The Ghost of Hickam AFB
Kristen, OR, USA
These series of events happened to me while I was stationed at Hickam AFB which is right next to Pearl Harbor and I’m sure you know has a lot of history behind it.
I hadn’t been stationed there for very long and I had just gotten out of basic and Tech school so I was still kind of learning the ropes. Well the Commander’s secretary had to leave for an appointment and asked me if I would sit outside the office and answer phones for her and take messages. Well of course I said "yes" so I sat down. It was so silent in the office it gave me the creeps just to sit there with no one around. Well I was sitting there patiently waiting for the Commander or the phones to ring when I started to hear someone pass back and forth from the Deputy Commander’s office, past my desk, and into the Commander’s office. At first I thought it was the people upstairs but then the weirdest thing was if you got up and started to walk across the room the footsteps would stop until you passed then started passing again once you passed a certain place in the office. So I knew it couldn't be upstairs, the timing was just to perfect every time. You could take a step and as soon as you did the "Pacer" would stop walking.
My supervisor at the time and I went in one Saturday to work on some things and catch up on paperwork. On Saturdays there is no one in the building with the exception of Security Forces and some computer people that have to work then. This might not seem like much but I’m going to tell it anyway.

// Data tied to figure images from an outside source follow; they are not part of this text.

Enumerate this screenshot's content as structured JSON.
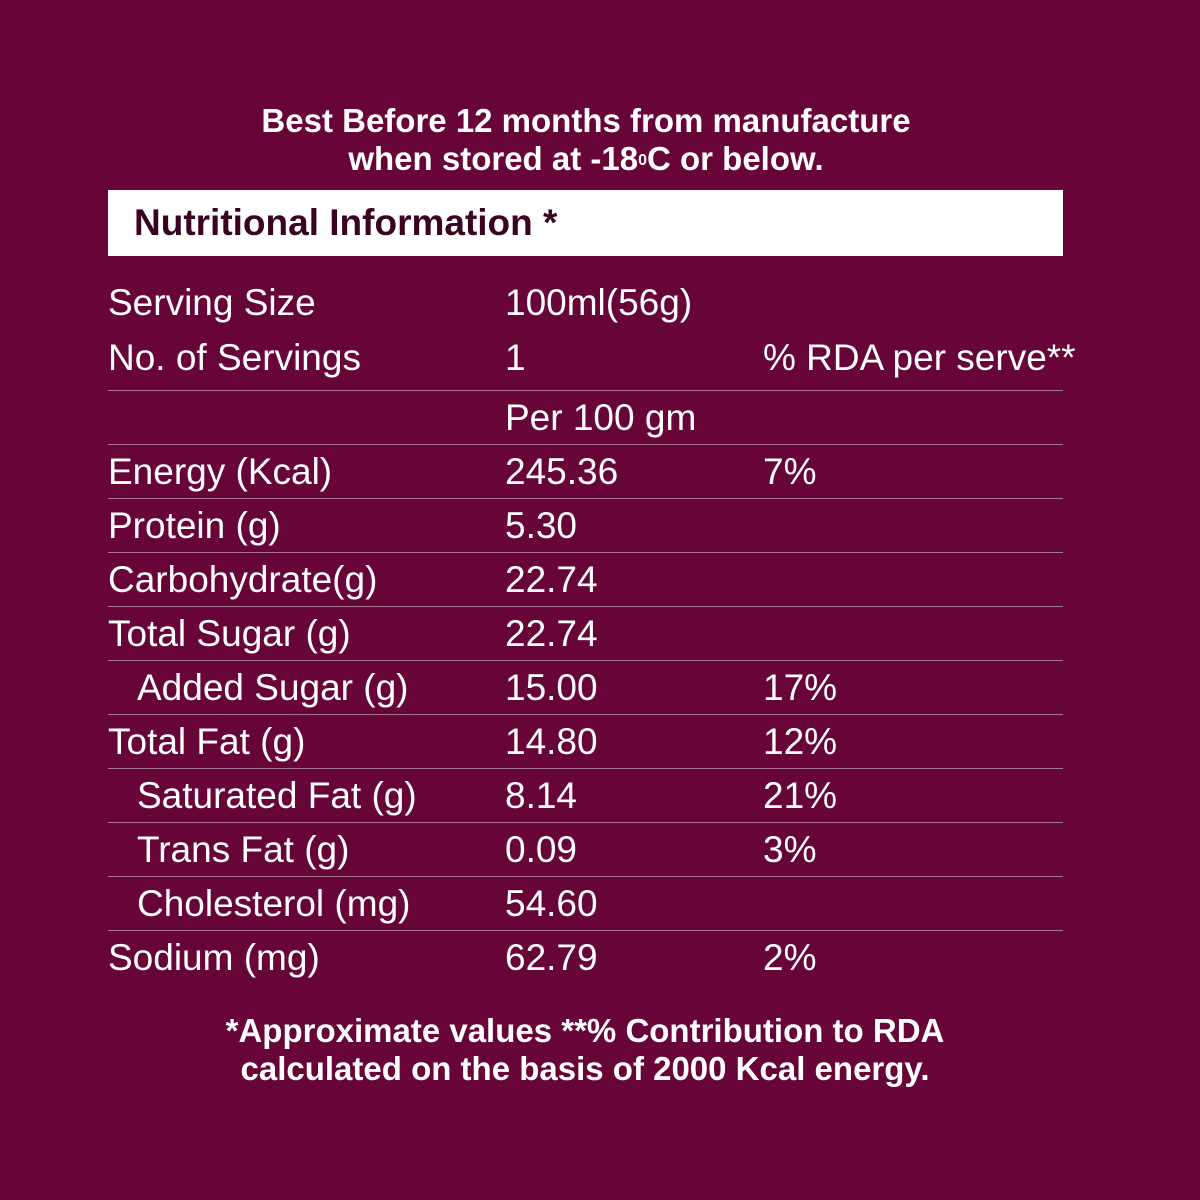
{
  "best_before": {
    "line1": "Best Before 12 months from manufacture",
    "line2_prefix": "when stored at -18",
    "line2_sup": "0",
    "line2_suffix": "C or below."
  },
  "header": {
    "title": "Nutritional Information *"
  },
  "serving": {
    "size_label": "Serving Size",
    "size_value": "100ml(56g)",
    "count_label": "No. of Servings",
    "count_value": "1",
    "rda_header": "% RDA per serve**"
  },
  "table": {
    "subheader": "Per 100 gm",
    "rows": [
      {
        "name": "Energy (Kcal)",
        "value": "245.36",
        "rda": "7%"
      },
      {
        "name": "Protein (g)",
        "value": "5.30",
        "rda": ""
      },
      {
        "name": "Carbohydrate(g)",
        "value": "22.74",
        "rda": ""
      },
      {
        "name": "Total Sugar (g)",
        "value": "22.74",
        "rda": ""
      },
      {
        "name": "Added Sugar (g)",
        "value": "15.00",
        "rda": "17%"
      },
      {
        "name": "Total Fat (g)",
        "value": "14.80",
        "rda": "12%"
      },
      {
        "name": "Saturated Fat (g)",
        "value": "8.14",
        "rda": "21%"
      },
      {
        "name": "Trans Fat (g)",
        "value": "0.09",
        "rda": "3%"
      },
      {
        "name": "Cholesterol (mg)",
        "value": "54.60",
        "rda": ""
      },
      {
        "name": "Sodium (mg)",
        "value": "62.79",
        "rda": "2%"
      }
    ]
  },
  "footnote": {
    "line1": "*Approximate values **% Contribution to RDA",
    "line2": "calculated on the basis of 2000 Kcal energy."
  },
  "colors": {
    "background": "#680538",
    "header_text": "#3a0322",
    "divider": "#a67891"
  }
}
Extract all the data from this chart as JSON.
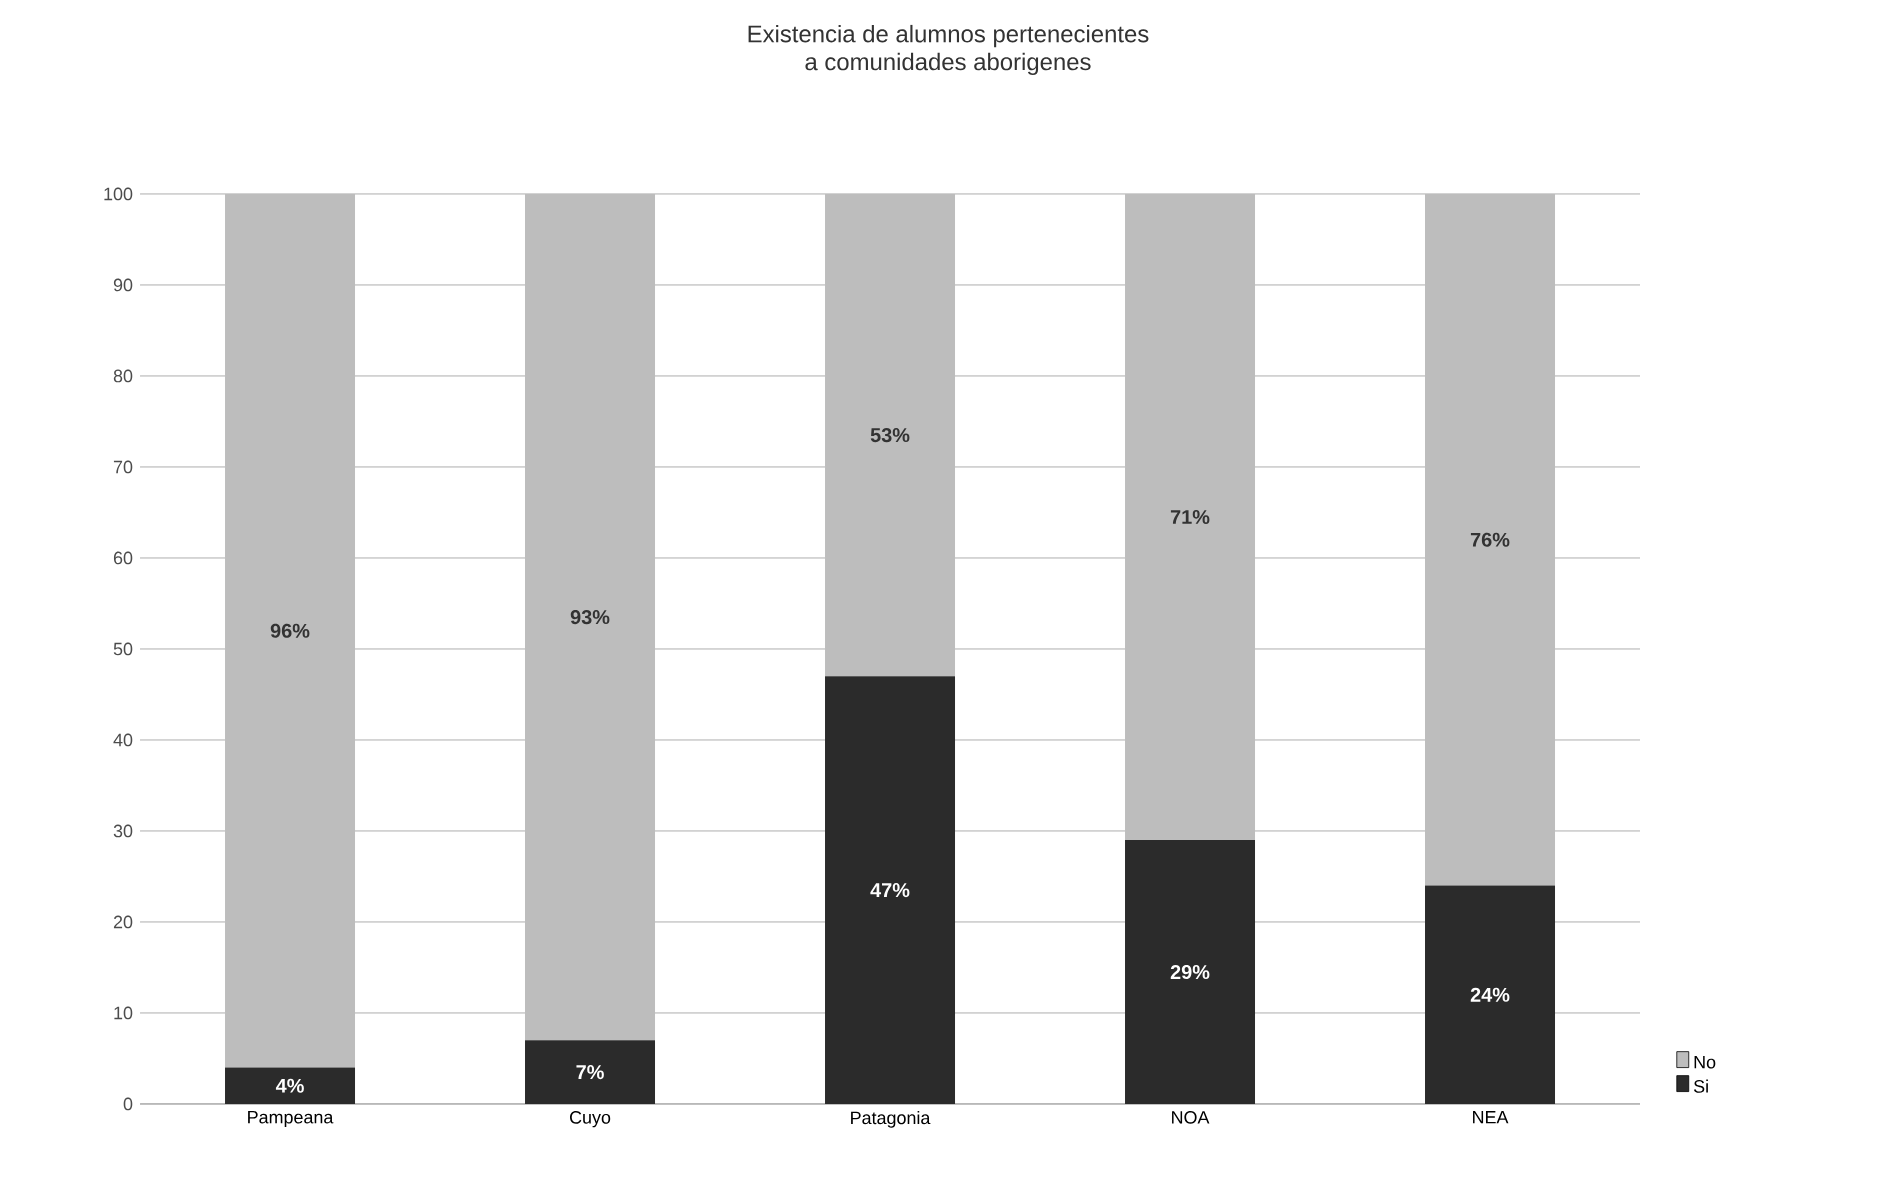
{
  "chart_data": {
    "type": "bar",
    "stacked": true,
    "title": "Existencia de alumnos pertenecientes\na comunidades aborigenes",
    "categories": [
      "Pampeana",
      "Cuyo",
      "Patagonia",
      "NOA",
      "NEA"
    ],
    "series": [
      {
        "name": "Si",
        "color": "#2b2b2b",
        "values": [
          4,
          7,
          47,
          29,
          24
        ],
        "value_labels": [
          "4%",
          "7%",
          "47%",
          "29%",
          "24%"
        ]
      },
      {
        "name": "No",
        "color": "#bdbdbd",
        "values": [
          96,
          93,
          53,
          71,
          76
        ],
        "value_labels": [
          "96%",
          "93%",
          "53%",
          "71%",
          "76%"
        ]
      }
    ],
    "ylim": [
      0,
      100
    ],
    "yticks": [
      0,
      10,
      20,
      30,
      40,
      50,
      60,
      70,
      80,
      90,
      100
    ],
    "grid": "y",
    "legend": "bottom right"
  }
}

Well we walked in, had our IDs checked, the usual stuff, and went to the second floor where our office is. I clearly remember leaving the door to the hallway wide open. After we had done all the things we needed to do we walked towards the door and it was shut. Now mind you no one else was on that floor. It was quiet and everything was still expected for the both of us. Anyway there’s a story behind all of this apparently a few years back some guy committed suicide because his wife had left him and he was broken hearted. He jumped off the top of the building I worked at one day, and I guess he’s still here wandering around.
Like I said it wasn’t much but still odd just the same.
A few months later my friends and I went to a cemetery and I met a little boy there who’s name was Lynn. He was very sweet but extremely sad and yes he is a ghost. His tombstone had fallen completely over and was broken straight down the middle into two pieces. Well before we left I had to stop by his grave once more just to say bye and I got this overwhelming feeling of sadness and complete loneliness. I almost broke down and started crying but I held back until we got in the car and I could still tell he was with me. I knew he was sitting on my lap and he kept asking me for a hug?.how I knew this I’m not sure but my friends tell me its because I’m a Precog. (A Precog is someone who gets visions about things that have happened or are going to happen at some point in time all that happens either through dreams or mental imagery like you’ll get a flash of a scene in your head). Well we had been driving for about 15 minutes when I just stared bawling and I remember I kept saying "its not fair?.no one should feel like that". I’ve always been in touch with how other people feel. I can feel all their emotions just by walking by them on a street corner or sitting next to them on a bus.
Another event that happened also involved Lynn. It happened one night when I was about to fall asleep I had this feeling that something bad was happening somewhere. I kept getting flashes of a demon or some kind of creature I had never seen before. I was in bed with my girlfriend and she senses ghosts more often then I do and at a stronger frequency than me. I remember trying sleeping on my right side with my left arm sticking out of the blanket when suddenly I felt someone gently grab my wrist so I opened my eyes just a little and my arm was lifted off my pillow and moved about 3 inches from where it had been. That didn’t scare me because I knew who it was. It was the kid. I call Lynn "the kid" because at first we didn’t know his name so we just called him "the kid".
That night I couldn’t sleep at all. I kept getting flashes of that creature and I felt complete fear?.fear like I had never felt. Fear like someone or something was chasing me but I knew I wasn’t being chased. I knew I was at home in bed.
So there are some of the experiences that I’ve had. You can believe them or not it’s up to you.